Prominent Kurdish politician Leyla Zana acquitted by Turkish court

A speech she made on the International Women's Day in 2012 in which she expressed her hope for the freedom of the imprisoned PKK founder Abdullah Ocalan was among the charges against her.

ERBIL, Kurdistan Region (Kurdistan24) - A Turkish court in the Kurdish city of Diyarbakir on Thursday acquitted the leading politician and Sakharov Laureate Leyla Zana in a 'terror' related trial in which prosecutors were asking up to 15 years in prison.

This is the second time in four months a court has absolved the lawmaker for the pro-Kurdish Peoples' Democratic Party (HDP) Zana of any wrongdoing in different cases.

A prosecutor's indictment against Zana argued that she was a member of the Kurdistan Workers' Party (PKK), an armed group waging a decades-long guerrilla warfare on the Turkish state over suppression of Kurdish identity and political demands.

But other charges Zana faced including "disseminating propaganda on behalf of a terror group" and "attending illegal meetings and walks despite warnings by authorities not to do so" remained, reported Kurdistan 24's Diyarbakir bureau.

A speech she made on the International Women's Day in 2012 in which she expressed her hope for the freedom of the imprisoned PKK founder Abdullah Ocalan was among the charges against her.

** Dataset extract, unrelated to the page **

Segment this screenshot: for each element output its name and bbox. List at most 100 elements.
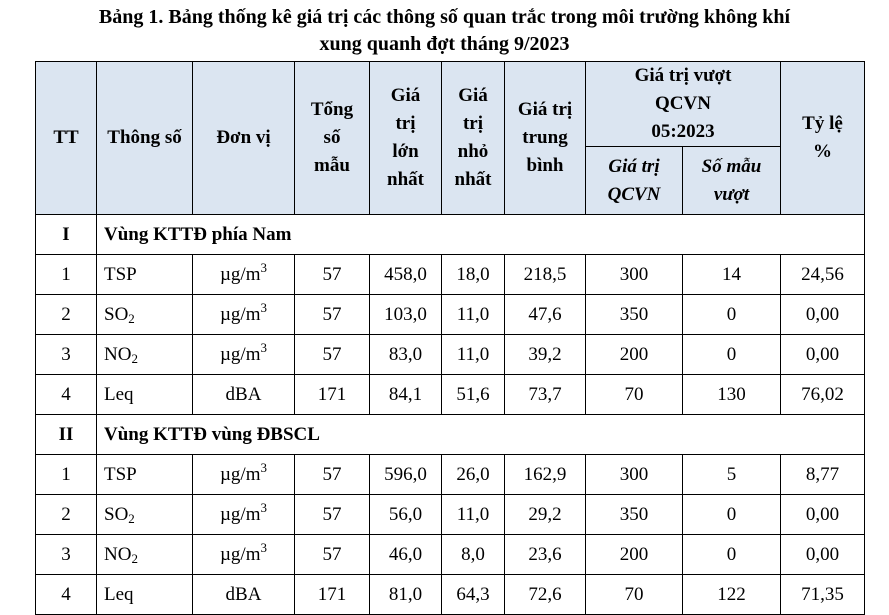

Police briefly detained her in February Diyarbakir, only to release her after an interrogation.

Zana, who was recently in the Kurdistan Region to pay her last respect to the late Kurdish revolutionary and former President of Iraq Jalal Talabani, herself did not attend the trial, relying on her defense attorney to present her case.

An ongoing crackdown by President Recep Tayyip Erdogan's government has seen thousands of Kurdish politicians, including local party officials, over 80 elected mayors and a dozen lawmakers jailed.

The HDP's charismatic Co-chair Selahattin Demirtas, the party's former leader Figen Yuksekdag remain imprisoned along nine other MPs.

So far the Turkish Parliament has also ousted five HDP lawmakers from their seats, reducing the number of the opposition bloc's representatives to 54 in the 550-seated assembly.

Zana rose to prominence in 1991, after being elected as the first Kurdish woman in the Turkish Parliament.

Her wearing of a headband with the three colors of green, red and yellow found in the flag of Kurdistan and taking the oath in Kurdish during the 1991 swearing-in ceremony resulted in her arrest by police in the Parliament's yard.

Later in 1994, a court sentenced her to 15 years of incarceration for "treason and membership in the PKK," because of a speech she gave on Kurdish rights during a visit to the United States.